Iberia Flight 1456 was a domestic scheduled flight from Barcelona-El Prat Airport to Bilbao Airport, Spain. On Wednesday, February 7, 2001, the Airbus A320 encountered a microburst-induced wind shear on final approach leading to the collapse of the aircraft's landing gear. All 143 passengers onboard survived; with 24 people suffering light injuries, and 1 person receiving serious injuries. The aircraft was irreparably damaged and was decommissioned, making it the ninth loss of an Airbus A320 at that time. This accident prompted Airbus to develop a fail-safe modification for its flight control software by preventing the airplane's built-in protection against stall from being activated by a high rate of change for the angle of attack.

== Background ==
=== Aircraft ===
The aircraft involved was an Airbus A320-200, registered as EC-HKJ, and manufactured for Iberia in 2000. At the time of the accident, it had flown 1,149 hours in 869 cycles. It was powered by two CFM International CFM56-5B4/P engines.

=== Cockpit crew ===
The captain was a 42-year-old Spanish male who held an airline transport pilot licence. He was qualified to fly Airbus A320 aircraft under instrument flight rules (IFR). At the time of the accident, he had logged a total of 10,805 flight hours. The first officer was a 27-year-old Spanish male who held a commercial pilot licence. He was qualified to fly Airbus A320 under IFR. At the time of the accident, he had a total of 2,670 flight hours. The trainee pilot, who flew under supervision, was a 24-year-old Spanish male and held a Commercial Pilot License. At the time of the accident, he had a total of 423 flight hours.

=== Cabin crew ===
There were four flight attendants onboard.

== Accident ==
On Wednesday, February 7, 2001, the Airbus A320 took off from Barcelona-El Prat Airport, Spain. The flight was uneventful until the final approach to Bilbao Airport. The Airbus encountered a microburst-induced wind shear on final approach to the airport. The crew decided to perform a go-around, but the aircraft failed to respond, causing the plane's landing gear to collapse. A subsequent emergency evacuation was carried out. All 143 occupants on the aircraft survived, but 25 people were injured during the evacuation. One crew member and 23 passengers suffered minor injuries, while a female passenger was seriously injured.
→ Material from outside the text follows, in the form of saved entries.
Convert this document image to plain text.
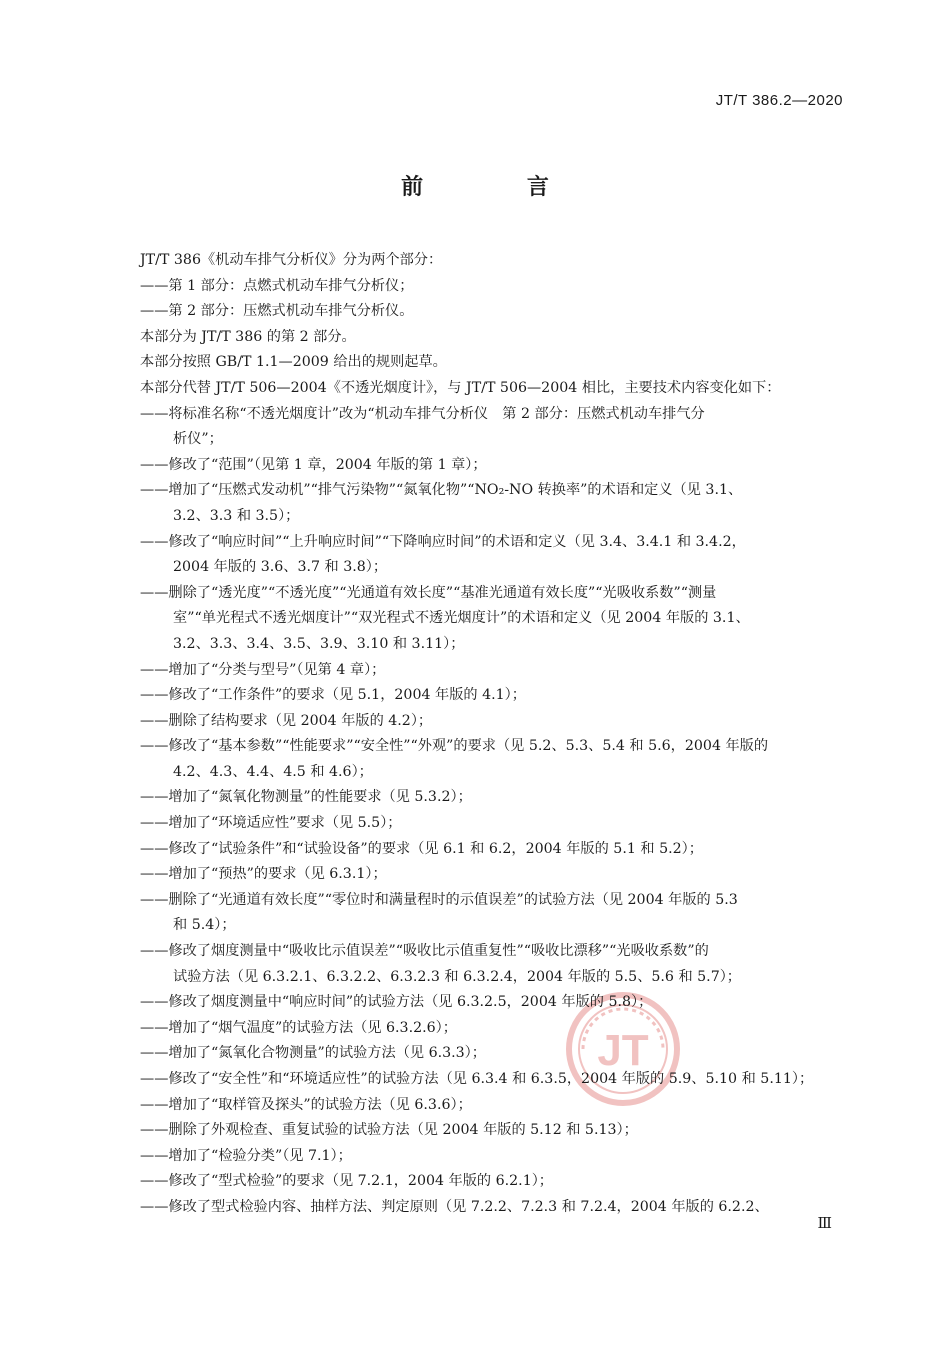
JT/T 386.2—2020
前 言
JT
JT/T 386《机动车排气分析仪》分为两个部分：
——第 1 部分：点燃式机动车排气分析仪；
——第 2 部分：压燃式机动车排气分析仪。
本部分为 JT/T 386 的第 2 部分。
本部分按照 GB/T 1.1—2009 给出的规则起草。
本部分代替 JT/T 506—2004《不透光烟度计》，与 JT/T 506—2004 相比，主要技术内容变化如下：
——将标准名称“不透光烟度计”改为“机动车排气分析仪　第 2 部分：压燃式机动车排气分
析仪”；
——修改了“范围”（见第 1 章，2004 年版的第 1 章）；
——增加了“压燃式发动机”“排气污染物”“氮氧化物”“NO₂-NO 转换率”的术语和定义（见 3.1、
3.2、3.3 和 3.5）；
——修改了“响应时间”“上升响应时间”“下降响应时间”的术语和定义（见 3.4、3.4.1 和 3.4.2，
2004 年版的 3.6、3.7 和 3.8）；
——删除了“透光度”“不透光度”“光通道有效长度”“基准光通道有效长度”“光吸收系数”“测量
室”“单光程式不透光烟度计”“双光程式不透光烟度计”的术语和定义（见 2004 年版的 3.1、
3.2、3.3、3.4、3.5、3.9、3.10 和 3.11）；
——增加了“分类与型号”（见第 4 章）；
——修改了“工作条件”的要求（见 5.1，2004 年版的 4.1）；
——删除了结构要求（见 2004 年版的 4.2）；
——修改了“基本参数”“性能要求”“安全性”“外观”的要求（见 5.2、5.3、5.4 和 5.6，2004 年版的
4.2、4.3、4.4、4.5 和 4.6）；
——增加了“氮氧化物测量”的性能要求（见 5.3.2）；
——增加了“环境适应性”要求（见 5.5）；
——修改了“试验条件”和“试验设备”的要求（见 6.1 和 6.2，2004 年版的 5.1 和 5.2）；
——增加了“预热”的要求（见 6.3.1）；
——删除了“光通道有效长度”“零位时和满量程时的示值误差”的试验方法（见 2004 年版的 5.3
和 5.4）；
——修改了烟度测量中“吸收比示值误差”“吸收比示值重复性”“吸收比漂移”“光吸收系数”的
试验方法（见 6.3.2.1、6.3.2.2、6.3.2.3 和 6.3.2.4，2004 年版的 5.5、5.6 和 5.7）；
——修改了烟度测量中“响应时间”的试验方法（见 6.3.2.5，2004 年版的 5.8）；
——增加了“烟气温度”的试验方法（见 6.3.2.6）；
——增加了“氮氧化合物测量”的试验方法（见 6.3.3）；
——修改了“安全性”和“环境适应性”的试验方法（见 6.3.4 和 6.3.5，2004 年版的 5.9、5.10 和 5.11）；
——增加了“取样管及探头”的试验方法（见 6.3.6）；
——删除了外观检查、重复试验的试验方法（见 2004 年版的 5.12 和 5.13）；
——增加了“检验分类”（见 7.1）；
——修改了“型式检验”的要求（见 7.2.1，2004 年版的 6.2.1）；
——修改了型式检验内容、抽样方法、判定原则（见 7.2.2、7.2.3 和 7.2.4，2004 年版的 6.2.2、
Ⅲ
Seven injured passengers were taken to hospitals. The three pilots were not injured. The aircraft was substantially damaged and written off, making it the ninth hull loss of an Airbus A320.

=== Other damage ===
The runway received minor damage upon the aircraft's hard landing. Two runway edge lights were broken.

== Investigation ==
The Civil Aviation Accident and Incident Investigation Commission (CIAIAC) immediately launched an investigation into the accident, which took 5 years and 9 months.
The investigation by the CIAIAC concluded:

The activation of the angle of attack protection system, which, under a particular combination of vertical gusts and windshear and the simultaneous actions of both crew members on the sidesticks, not considered in the design, prevented the plane from pitching up and flaring during the landing.

== Aftermath ==
This accident prompted Airbus to develop a modification for its flight control software by preventing the airplane's built-in protection against stall from being activated by a high rate of change for the angle of attack. Following this accident, the CIAIAC made four safety recommendations.